AWS Setup for Neuron Tests¶

To run pytest -m neuron against real Trainium hardware, we use a local workflow:

Provision a Trainium EC2 instance with Terraform (stays stopped when not testing)
Run the test script locally from your machine, using AWS_PROFILE=aws
The script starts the instance, runs pytest via SSM, prints output, stops the instance

GitHub Actions does not touch AWS. All AWS interaction is human-initiated.

One-time setup¶

1. Provision the CI instance¶

Two separate Terraform roots, one per hardware family:

Hardware	Terraform root	Default region	Instance
Trainium1	`infra/terraform/`	`us-east-1`	`trn1.2xlarge`
Trainium2	`infra/terraform-trn2/`	`sa-east-1`	`trn2.3xlarge`

trn2 availability (as of 2026-04-16):

Instance type	Region	AZs
trn2.xlarge	—	not yet offered
trn2.3xlarge	sa-east-1	a, b, c
trn2.48xlarge	us-east-2	a, b, c

Trainium1 (trn1) — us-east-1:

cd infra/terraform
AWS_PROFILE=aws terraform init
AWS_PROFILE=aws terraform apply \
  -var="vpc_id=vpc-xxxxxx" \
  -var="subnet_id=subnet-xxxxxx"

Trainium2 (trn2) — sa-east-1:

cd infra/terraform-trn2
AWS_PROFILE=aws terraform init
AWS_PROFILE=aws terraform apply

The trn2 root is self-contained — it creates its own VPC, public subnet, internet gateway, and route table in sa-east-1. No vpc_id or subnet_id variables required.
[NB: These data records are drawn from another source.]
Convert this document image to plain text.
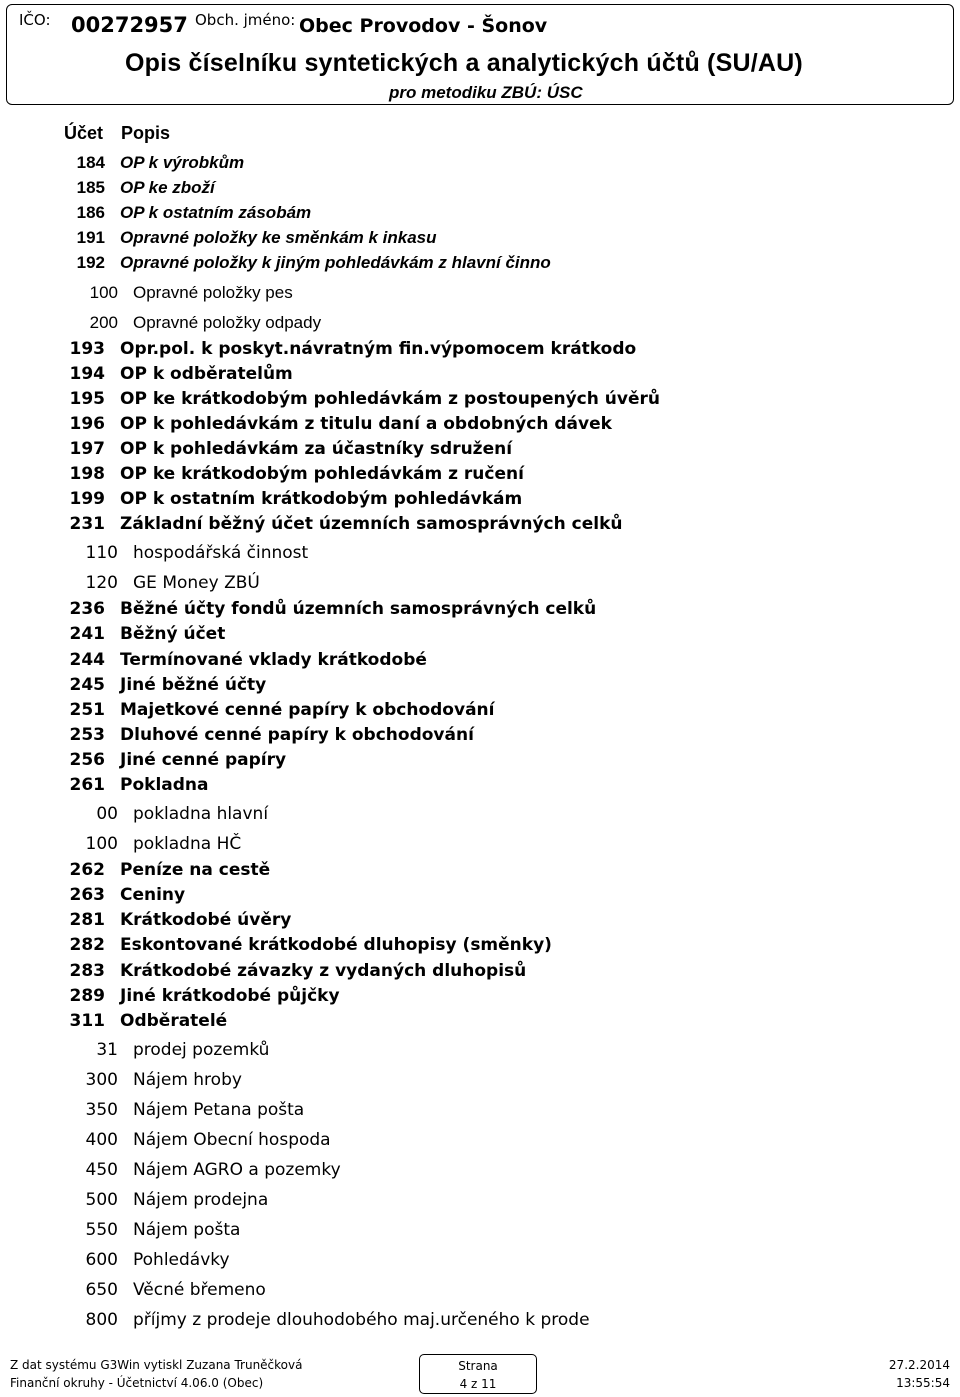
IČO: 00272957 Obch. jméno: Obec Provodov - Šonov
Opis číselníku syntetických a analytických účtů (SU/AU)
pro metodiku ZBÚ: ÚSC
Účet Popis
184 OP k výrobkům
185 OP ke zboží
186 OP k ostatním zásobám
191 Opravné položky ke směnkám k inkasu
192 Opravné položky k jiným pohledávkám z hlavní činno
100 Opravné položky pes
200 Opravné položky odpady
193 Opr.pol. k poskyt.návratným fin.výpomocem krátkodo
194 OP k odběratelům
195 OP ke krátkodobým pohledávkám z postoupených úvěrů
196 OP k pohledávkám z titulu daní a obdobných dávek
197 OP k pohledávkám za účastníky sdružení
198 OP ke krátkodobým pohledávkám z ručení
199 OP k ostatním krátkodobým pohledávkám
231 Základní běžný účet územních samosprávných celků
110 hospodářská činnost
120 GE Money ZBÚ
236 Běžné účty fondů územních samosprávných celků
241 Běžný účet
244 Termínované vklady krátkodobé
245 Jiné běžné účty
251 Majetkové cenné papíry k obchodování
253 Dluhové cenné papíry k obchodování
256 Jiné cenné papíry
261 Pokladna
00 pokladna hlavní
100 pokladna HČ
262 Peníze na cestě
263 Ceniny
281 Krátkodobé úvěry
282 Eskontované krátkodobé dluhopisy (směnky)
283 Krátkodobé závazky z vydaných dluhopisů
289 Jiné krátkodobé půjčky
311 Odběratelé
31 prodej pozemků
300 Nájem hroby
350 Nájem Petana pošta
400 Nájem Obecní hospoda
450 Nájem AGRO a pozemky
500 Nájem prodejna
550 Nájem pošta
600 Pohledávky
650 Věcné břemeno
800 příjmy z prodeje dlouhodobého maj.určeného k prode
Z dat systému G3Win vytiskl Zuzana Truněčková
Finanční okruhy - Účetnictví 4.06.0 (Obec)
Strana
4 z 11
27.2.2014
13:55:54
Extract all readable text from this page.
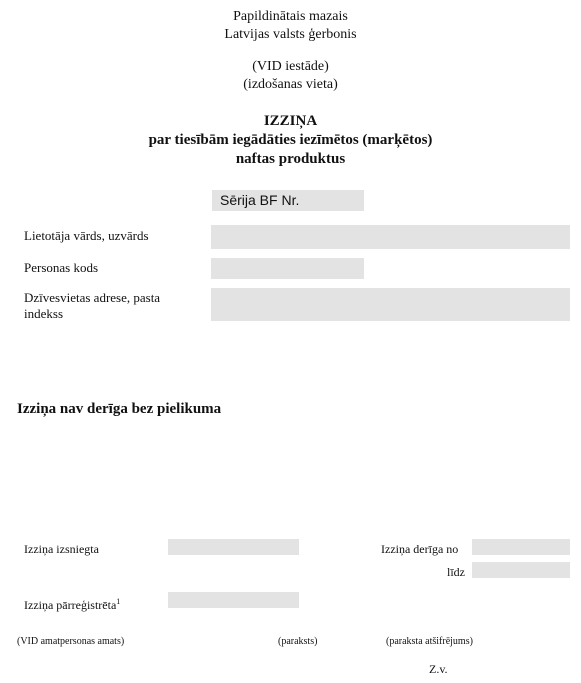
Papildinātais mazais
Latvijas valsts ģerbonis
(VID iestāde)
(izdošanas vieta)
IZZIŅA
par tiesībām iegādāties iezīmētos (marķētos)
naftas produktus
Sērija BF Nr.
Lietotāja vārds, uzvārds
Personas kods
Dzīvesvietas adrese, pasta indekss
Izziņa nav derīga bez pielikuma
Izziņa izsniegta	Izziņa derīga no
līdz
Izziņa pārreģistrēta$^1$
(VID amatpersonas amats)	(paraksts)	(paraksta atšifrējums)
Z.v.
If apply fails with InsufficientInstanceCapacity, the default AZ is sa-east-1a. Retry with a different AZ:

AWS_PROFILE=aws terraform apply -var="az_suffix=b"   # or az_suffix=c

User-data takes ~5 minutes to install the Neuron SDK and clone trnblas.

Stop the instance once ready:

# trn1
cd infra/terraform
AWS_PROFILE=aws aws ec2 stop-instances \
  --instance-ids $(AWS_PROFILE=aws terraform output -raw instance_id) \
  --region us-east-1

# trn2
cd infra/terraform-trn2
AWS_PROFILE=aws aws ec2 stop-instances \
  --instance-ids $(AWS_PROFILE=aws terraform output -raw instance_id) \
  --region $(AWS_PROFILE=aws terraform output -raw aws_region)

Running neuron tests¶

# trn1 (us-east-1, default)
AWS_PROFILE=aws ./scripts/run_neuron_tests.sh

# trn2 (sa-east-1, auto-detected from instance type)
AWS_PROFILE=aws ./scripts/run_neuron_tests.sh trn2

# Override region explicitly if needed
AWS_REGION=us-east-2 AWS_PROFILE=aws ./scripts/run_neuron_tests.sh trn2

The script resolves the default region from the instance type argument: trn2* → sa-east-1, everything else → us-east-1. AWS_REGION overrides.

The script will:

Look up the tagged instance (Name=trnblas-ci-trn1 by default, Name=trnblas-ci-trn2 for trn2)
Start it if stopped; wait for SSM agent
Send the pytest command over SSM
Print stdout/stderr
Stop the instance in a trap (even if pytest fails or you Ctrl-C)

It exits non-zero if any test fails.

Running the DF-MP2 bench¶

Same instance, same SSM mechanism, runs examples/df_mp2.py --bench to capture per-step timing across small / medium / large synthetic shapes:

AWS_PROFILE=aws ./scripts/run_df_mp2_bench.sh                 # all 3 shapes, torch energy
AWS_PROFILE=aws ./scripts/run_df_mp2_bench.sh --shape medium  # one shape
AWS_PROFILE=aws ./scripts/run_df_mp2_bench.sh --compare-all   # 3-way: torch vs fused-gemm vs batched-pair

Each shape runs cold then warm in the same Python process, so NEFF cache effects are visible in the reported numbers. --compare-all runs all three energy paths in one SSM session — the full Phase 3 table.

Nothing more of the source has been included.